Insurance companies that fail to reach those marks would have to get approval from the state insurance commissioner to continue to sell PIP insurance, he said.
Florida Justice Reform Institute President William Large hailed the approval of the bill.
"Today, the Florida Legislature ended the practice of exponentially increasing litigation costs associated with PIP by removing the use of attorney fee multipliers, which benefited attorneys at the expense of consumers,” Large stated in a release.
Office of Insurance Regulation spokesman Jack McDermott commended the legislators for backing the bill.
“The Florida Legislature, along with Governor Scott and CFO Atwater, clearly recognize that it is critical that we change the incentives in the system to reduce PIP fraud,” McDermott stated in a release.
Law enforcement officers were also pleased.
“As an organization fighting criminal fraud on the front lines of Florida, we are pleased with the Legislature's actions tonight,” Sheriff Ben Johnson, president of the Florida Sheriffs Association, stated in a release through the Put the Brakes on Accident Fraud Coalition.
“On behalf of all Florida drivers and business advocates, we join our friends in the law enforcement community in congratulating all consumers on their win tonight,” said.
Two of the state’s biggest business advocates, the Florida Chamber of Commerce and Associated Industries of Florida, also cheered the bill in a release.
“Florida drivers have consistently asked for legislation that addressed the cost drivers and rampant fraud in Florida’s PIP system; and with not a day to spare, the Florida Legislature delivered a bill that has the potential to bring measurable relief,” stated David Hart, executive vice president of the Florida Chamber.
Tom Feeney, president and CEO of Associated Industries of Florida, added that, “Florida consumers and our law enforcement community have been plagued by a billion-dollar accident fraud problem; and tonight, the Florida Legislature heard their calls for help and delivered meaningful relief.”
Still, for some legislators, the compromise went too far or didn't do enough.
Sen.
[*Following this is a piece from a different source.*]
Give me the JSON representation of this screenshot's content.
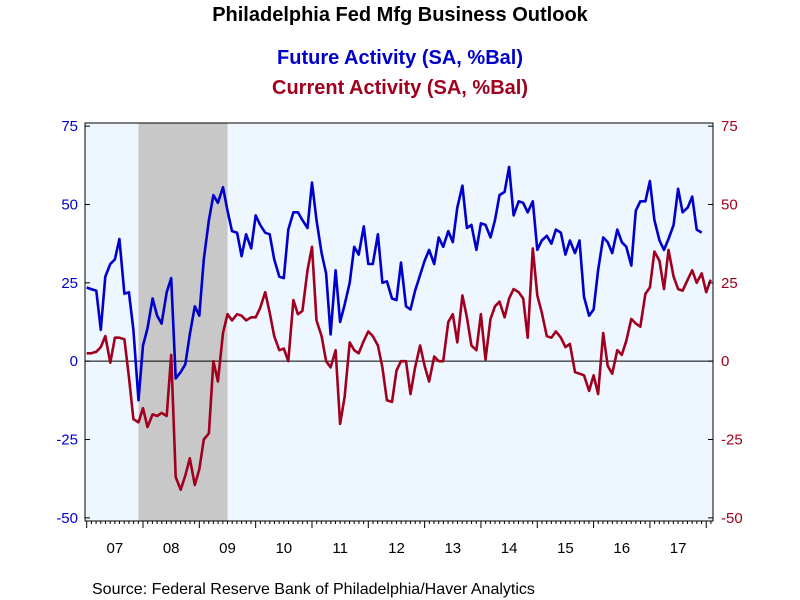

Larcenia Bullard, D-Miami, said the Senate gives in to the House “too much” by accepting the prohibition on multipliers.
In the House, where the bill was approved 80-34, Rep. Darren Soto, R-Orlando, argued that PIP has become like Frankenstein’s monster, can’t be fixed and should be replaced by bodily injury insurance.
“PIP is an abomination -- it’s turned on us,” Soto said. Backers of the bill in the Senate and House were able to reach consensus on the differing positions of bills approved by both chambers early Friday.
Scott, who worked behind the scenes and publicly pushed for the revamping of the no-fault coverage, spent Friday morning crisscrossing the state’s airwaves -- calling from the governor’s mansion in Tallahassee -- as part of a last-day push.
“There’s no reason it can’t get done today,” Scott told 540 AM WFLA in Orlando.
On 1260 AM WFTW in Fort Walton Beach he expressed optimism that compromises would be found in the House and Senate bills.
Scott also called in to stations in Tallahassee, Tampa, Naples, Melbourne and Miami before legislators hit the floor to begin the final day of the regular session.
Scott also told 540 AM WFLA that he has been spending his week focused on PIP reform and has yet to go through the 3,000 lines of the state budget to consider vetoes.